The prisoners who take part are paid for their pieces, which are sold around the world, often as unique and handmade gifts. Some pieces are interior-design commissions for names such as Stefanidis, Jasper Conran and William Yeoward. Others are heritage pieces created for the Victoria & Albert Museum, Tate Modern and the National Gallery. The highest-earning prisoners stitch for as long as 40 hours a week and, on average, it takes 100 hours to produce any particular product. About 60 per cent of the charity’s income is from donations while the remaining 40 per cent comes from sales.
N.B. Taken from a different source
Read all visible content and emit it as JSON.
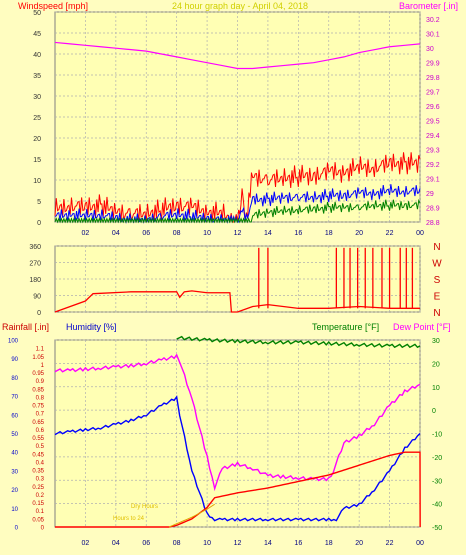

More than 2,250 pieces were sold last year, earning the stitchers a collective income of more than £71,000.

Perhaps surprisingly, 75 per cent of the stitchers are men and the charity’s founder, the late Lady Anne Tree, was always keen to rebuke those who considered the idea too effeminate. Her standard response was: ‘If you feel this is poofy, don’t bother us because we don’t want to train you.’

Clearly needlework is a subject close to Stefanidis’s heart and a skill he fears is being largely replaced by cheap mass production. ‘I’ve always liked needlework because my mother was very good at it,’ he explains. ‘I find being in the same room as people doing needlework very restful. It takes a very long time so it has its own character. This is all hand done; when it’s on a machine its very, very nasty; the sort of work you see in souvenir shops. This is a skill. In the 18th and 19th centuries, everybody did needlepoint and sewing but that’s not the case any more. It means when prisoners leave they have something they’ve learnt to do very well. It’s a dying art but it’s been resuscitated and gives prisoners money to survive once they leave jail.’
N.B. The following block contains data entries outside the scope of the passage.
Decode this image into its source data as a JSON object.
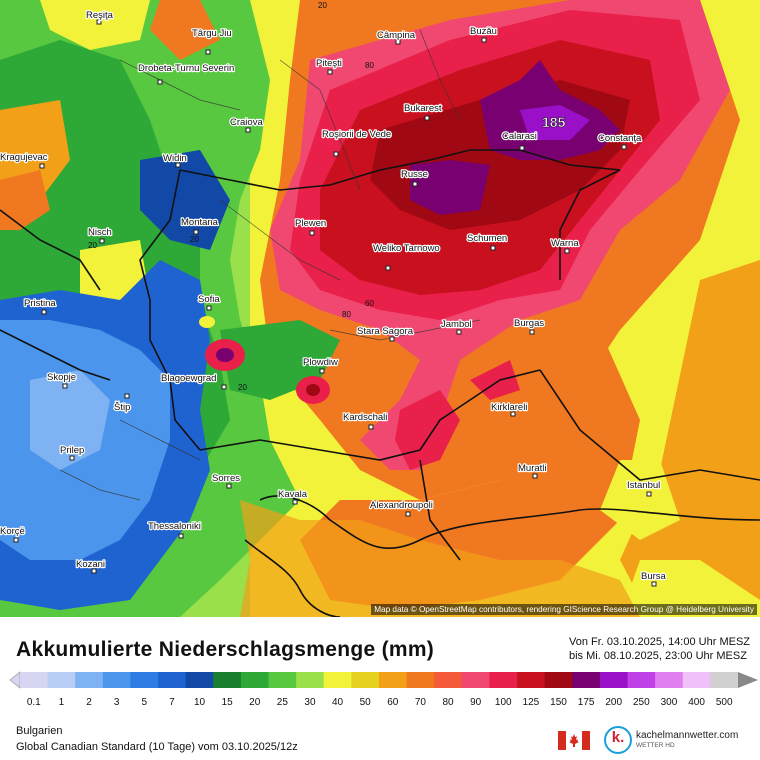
{
  "map": {
    "max_value_label": "185",
    "cities": [
      {
        "name": "Reşiţa"
      },
      {
        "name": "Târgu Jiu"
      },
      {
        "name": "Câmpina"
      },
      {
        "name": "Buzău"
      },
      {
        "name": "Drobeta-Turnu Severin"
      },
      {
        "name": "Piteşti"
      },
      {
        "name": "Bukarest"
      },
      {
        "name": "Craiova"
      },
      {
        "name": "Roşiorii de Vede"
      },
      {
        "name": "Calarasi"
      },
      {
        "name": "Constanţa"
      },
      {
        "name": "Kragujevac"
      },
      {
        "name": "Widin"
      },
      {
        "name": "Russe"
      },
      {
        "name": "Montana"
      },
      {
        "name": "Plewen"
      },
      {
        "name": "Schumen"
      },
      {
        "name": "Warna"
      },
      {
        "name": "Nisch"
      },
      {
        "name": "Weliko Tarnowo"
      },
      {
        "name": "Pristina"
      },
      {
        "name": "Sofia"
      },
      {
        "name": "Stara Sagora"
      },
      {
        "name": "Jambol"
      },
      {
        "name": "Burgas"
      },
      {
        "name": "Plowdiw"
      },
      {
        "name": "Skopje"
      },
      {
        "name": "Blagoewgrad"
      },
      {
        "name": "Štip"
      },
      {
        "name": "Kirklareli"
      },
      {
        "name": "Kardschali"
      },
      {
        "name": "Prilep"
      },
      {
        "name": "Muratli"
      },
      {
        "name": "Sorres"
      },
      {
        "name": "Istanbul"
      },
      {
        "name": "Kavala"
      },
      {
        "name": "Alexandroupoli"
      },
      {
        "name": "Thessaloniki"
      },
      {
        "name": "Korçë"
      },
      {
        "name": "Kozani"
      },
      {
        "name": "Bursa"
      }
    ],
    "contour_labels": [
      "20",
      "80",
      "20",
      "20",
      "60",
      "80",
      "20"
    ],
    "attribution": "Map data © OpenStreetMap contributors, rendering GIScience Research Group @ Heidelberg University"
  },
  "legend": {
    "title": "Akkumulierte Niederschlagsmenge (mm)",
    "period_line1": "Von Fr. 03.10.2025, 14:00 Uhr MESZ",
    "period_line2": "bis Mi. 08.10.2025, 23:00 Uhr MESZ",
    "scale_labels": [
      "0.1",
      "1",
      "2",
      "3",
      "5",
      "7",
      "10",
      "15",
      "20",
      "25",
      "30",
      "40",
      "50",
      "60",
      "70",
      "80",
      "90",
      "100",
      "125",
      "150",
      "175",
      "200",
      "250",
      "300",
      "400",
      "500"
    ],
    "scale_colors": [
      "#d6d6f0",
      "#b8cdf5",
      "#7fb2f2",
      "#4b95ec",
      "#2f7ce4",
      "#1f63d0",
      "#1248a6",
      "#1a7f2c",
      "#2ea836",
      "#57c840",
      "#9ae04a",
      "#f2f23a",
      "#e6d020",
      "#f2a018",
      "#f07820",
      "#f45a3a",
      "#f04870",
      "#e8204a",
      "#c8101e",
      "#a00814",
      "#780070",
      "#9a10c8",
      "#c040e8",
      "#e080f0",
      "#f0c0f8",
      "#d0d0d0"
    ],
    "region": "Bulgarien",
    "model": "Global Canadian Standard (10 Tage) vom  03.10.2025/12z",
    "brand": "kachelmannwetter.com",
    "brand_sub": "WETTER HD"
  }
}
Stefanidis boasts a prestigious, international clientele and has a look that combines a bold and original use of colour with an eclectic and cosmopolitan aesthetic. His style has been described as ‘versatile with a splendid unobtrusiveness’.

‘I interpret my client’s requirements and decide what they want,’ he says. ‘I’m part designer and part analyst.’
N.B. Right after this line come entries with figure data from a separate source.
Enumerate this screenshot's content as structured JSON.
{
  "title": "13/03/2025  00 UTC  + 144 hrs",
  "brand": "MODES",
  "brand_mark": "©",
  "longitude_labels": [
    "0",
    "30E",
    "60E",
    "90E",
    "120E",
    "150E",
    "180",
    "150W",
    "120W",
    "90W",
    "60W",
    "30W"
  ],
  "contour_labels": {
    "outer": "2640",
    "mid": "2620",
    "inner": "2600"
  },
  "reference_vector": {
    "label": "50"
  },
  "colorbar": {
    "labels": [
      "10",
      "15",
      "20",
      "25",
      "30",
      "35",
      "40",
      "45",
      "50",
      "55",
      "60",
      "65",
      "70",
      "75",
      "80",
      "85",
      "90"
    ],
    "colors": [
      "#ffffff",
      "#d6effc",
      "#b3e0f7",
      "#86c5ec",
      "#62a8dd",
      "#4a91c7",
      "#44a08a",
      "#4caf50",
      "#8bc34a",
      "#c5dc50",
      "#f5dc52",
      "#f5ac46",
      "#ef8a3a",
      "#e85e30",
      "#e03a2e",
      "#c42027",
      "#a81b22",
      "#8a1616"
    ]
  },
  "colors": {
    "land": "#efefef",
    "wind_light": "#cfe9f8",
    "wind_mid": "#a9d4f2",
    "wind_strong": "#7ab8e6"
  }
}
Born in pre-war Alexandria, he moved to the UK to study at Oxford University and began a career in interior design after buying and renovating a 16th-century house in the Greek islands. In 1967, Stefanidis established his architecture and interior design practice from a studio in Chelsea. Since then, John Stefanidis Brands Ltd has specialised in the architectural and interior design of residential properties and hotels.

Recent projects include two historic houses on the Bosphorus in Istanbul, apartments in Athens, a ranch house and cabins in Colorado, a mansion in Kuwait, apartments and country houses in the UK and a private house in St Petersburg. Stefanidis has also created acclaimed fabric and furniture ranges influenced by his love of travel and his renowned eye for ergonomic design.

‘Good design will use space and its decoration in a way that transcends fads and fashion,’ he concludes. ‘This is what we aspire to when creating the structure and surroundings that are to become homes.’